After reading the above there is:
One bug: mouse becomes erratic
One feature request: ability to have more intermediate values in the zoom menu.
I use a trackball without a wheel, and I am not the best person to answer your question. But I hate to see an honest question go un-answered. The default keyboard shortcut keys are F1 for zoom in at cursor and F2 for zoom out at cursor. I use those all the time (although I am using a nightly build version of Kicad.) Have you tried those shortcut keys?
Adding: Yes I just confirmed that hitting either key 5x gives me about a 10x zoom. But at least it does not take me 10 years to do that.
With a little bit of math I would say it takes 5 years.
I can’t say anything about the erratic behaviour, especially when I don’t see any pictures.
In 5.99 it’s possible to set zoom “acceleration” (faster mouse wheel scrolling = faster zooming) and “speed” (zoom step amount).

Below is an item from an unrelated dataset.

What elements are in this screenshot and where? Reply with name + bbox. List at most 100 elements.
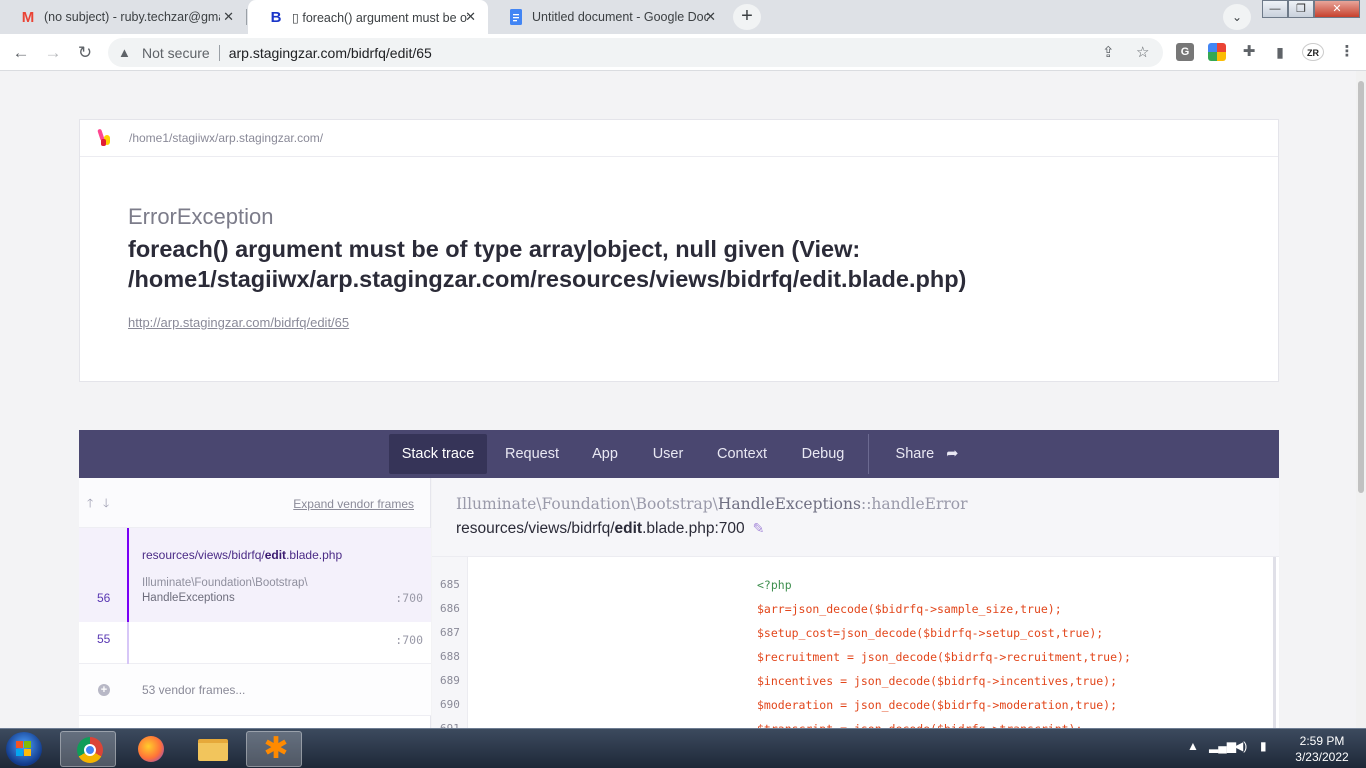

It affects only mouse zooming, not F1/F2 shortcut zooming.
I can’t say anything about the erratic behaviour, especially when I don’t see any pictures.
The point is that there is no way to take pictures. Imagine what you do with your mouse wheel to increase the zoom by 1 step (1.58). Usually moving the mouse just slightly increase the zoom by 1.58x. Now the erratic behavior is when this tiny step makes it change from 0.31to 3142. and the opposite slight movement makes it change back from 3142 to 0.31.
Let’s try pictures if you want:
First picture, the zoom is 0.31
Now I set the mouse over the mounting hole, and I try to slightly move the mouse forward to increase the zoom factor, and I get this:
This rotated Ukrainian flag exists at the limit of the plated hole. Look at the GND label, move to the north-east and after the end of the yellow zone, you have a grayish yellow zone and then a tiny blue zone. If you still increase the zoom, you get the picture above.
I have nothing against it, but the problem is that the zoom moves sometimes from its minimal (0.31) to its maximal value (3100 and some) without intermediate values.
And beside this, I understand that with keys, you can live with huge increments like this 10^0.2 factor, but with the mouse wheel, I would expect something smoother, like 5%. I find it simply too jumpy.
I suppose you use a normal mouse with a scroll wheel, and you try to zoom with the scroll wheel, and the scroll wheel works properly with other applications (so that it’s guaranteed that it normally doesn’t give more than one “click” at the time). Notice that the last one - the amount of scroll clicks - may be defined outside KiCad:
but at least for me it doesn’t seem to affect KiCad.
This shouldn’t happen, and I don’t know why it happens to you. There may be something with the mouse device drivers or something like that.
Thanks for your reply. 2 things:
This happens only in Kicad, all the other application work fine. Another graphical program I use quite often is CamBam (CNC machining), and I have no issue. Therefore I don’t want to alter the mouse behavior otherwise all the other applications would be affected.
I have many mice around, all of them Logitech. It doesn’t change anything.